We must replace the sequester with policies that support job growth.  Our efforts to date have been heavily in the form of spending cuts.  Of the $2.5 trillion in deficit reduction since 2011, we’ve cut spending on government programs by $1.5 trillion.  That compares with only $600 billion in deficit-reducing revenue—mostly from letting the Bush tax cuts on high-income earners expire this January.
 
And that compares to zero in another costly area of federal spending: spending through the tax code.  I say to my fellow Conferees, you cannot say that the debt and deficit are (a) a mortal threat to our nation and (b) less important than every tax loophole.
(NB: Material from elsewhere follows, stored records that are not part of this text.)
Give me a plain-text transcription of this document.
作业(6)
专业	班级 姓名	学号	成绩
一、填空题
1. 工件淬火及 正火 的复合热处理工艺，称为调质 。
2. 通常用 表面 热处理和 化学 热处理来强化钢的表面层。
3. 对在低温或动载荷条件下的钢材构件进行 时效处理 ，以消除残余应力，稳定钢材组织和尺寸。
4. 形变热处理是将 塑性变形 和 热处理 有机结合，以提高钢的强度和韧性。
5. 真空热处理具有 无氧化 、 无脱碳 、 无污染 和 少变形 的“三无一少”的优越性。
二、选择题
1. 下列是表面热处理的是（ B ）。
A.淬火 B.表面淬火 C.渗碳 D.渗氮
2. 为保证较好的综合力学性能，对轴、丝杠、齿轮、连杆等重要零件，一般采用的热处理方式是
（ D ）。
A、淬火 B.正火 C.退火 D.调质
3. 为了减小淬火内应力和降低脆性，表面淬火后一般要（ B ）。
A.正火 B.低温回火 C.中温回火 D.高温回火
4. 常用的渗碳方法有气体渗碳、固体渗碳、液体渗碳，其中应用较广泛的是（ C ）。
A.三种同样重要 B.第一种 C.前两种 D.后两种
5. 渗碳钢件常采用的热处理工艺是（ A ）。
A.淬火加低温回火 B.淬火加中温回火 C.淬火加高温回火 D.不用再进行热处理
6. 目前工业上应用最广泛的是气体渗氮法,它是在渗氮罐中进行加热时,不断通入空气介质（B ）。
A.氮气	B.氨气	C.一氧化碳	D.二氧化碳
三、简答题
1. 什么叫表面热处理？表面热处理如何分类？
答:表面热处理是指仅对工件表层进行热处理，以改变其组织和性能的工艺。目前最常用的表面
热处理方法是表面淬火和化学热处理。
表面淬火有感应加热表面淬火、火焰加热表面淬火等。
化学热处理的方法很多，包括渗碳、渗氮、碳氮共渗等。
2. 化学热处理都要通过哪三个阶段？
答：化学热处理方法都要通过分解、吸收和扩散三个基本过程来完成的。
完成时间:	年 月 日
The Senate budget generates $975 billion from loophole-closing revenue—and I’d urge you to take an honest look at this untouched tax spending.
 
The tax loopholes I’d like to devote to deficit reduction are ones we should close anyway.  Big Oil does not need taxpayer subsidies.  Companies should not be rewarded for shifting assets to foreign countries.  Billionaires should not pay lower tax rates than brickmasons.  Correcting these would be fair, and can help us create jobs and grow the economy.
 
I’ll close on health care.  The potential savings from health care delivery system reform are tremendous.  Experts from the President’s Council of Economic Advisors, to the Lewin Group and former Bush Treasury Secretary O’Neil, to the Institute of Medicine estimate $700 billion to $1 trillion in nationwide health care savings every year without compromising health outcomes – all by addressing things like medical errors and our backwards payment structure.  Since over 40 percent of total health spending is federal, that means huge potential federal savings.
 
In fact, according to CBO, it already has.  Since 2010 when the Bowles-Simpson commission recommended we cut our deficits by $4 trillion, we’ve seen CBO’s estimates for Medicare and Medicaid drop by $1.2 trillion—substantial savings that have not been included in the official deficit reduction tallies.  I look forward to working with Conferees on both sides to support policies to deliver the savings and better health care Americans deserve.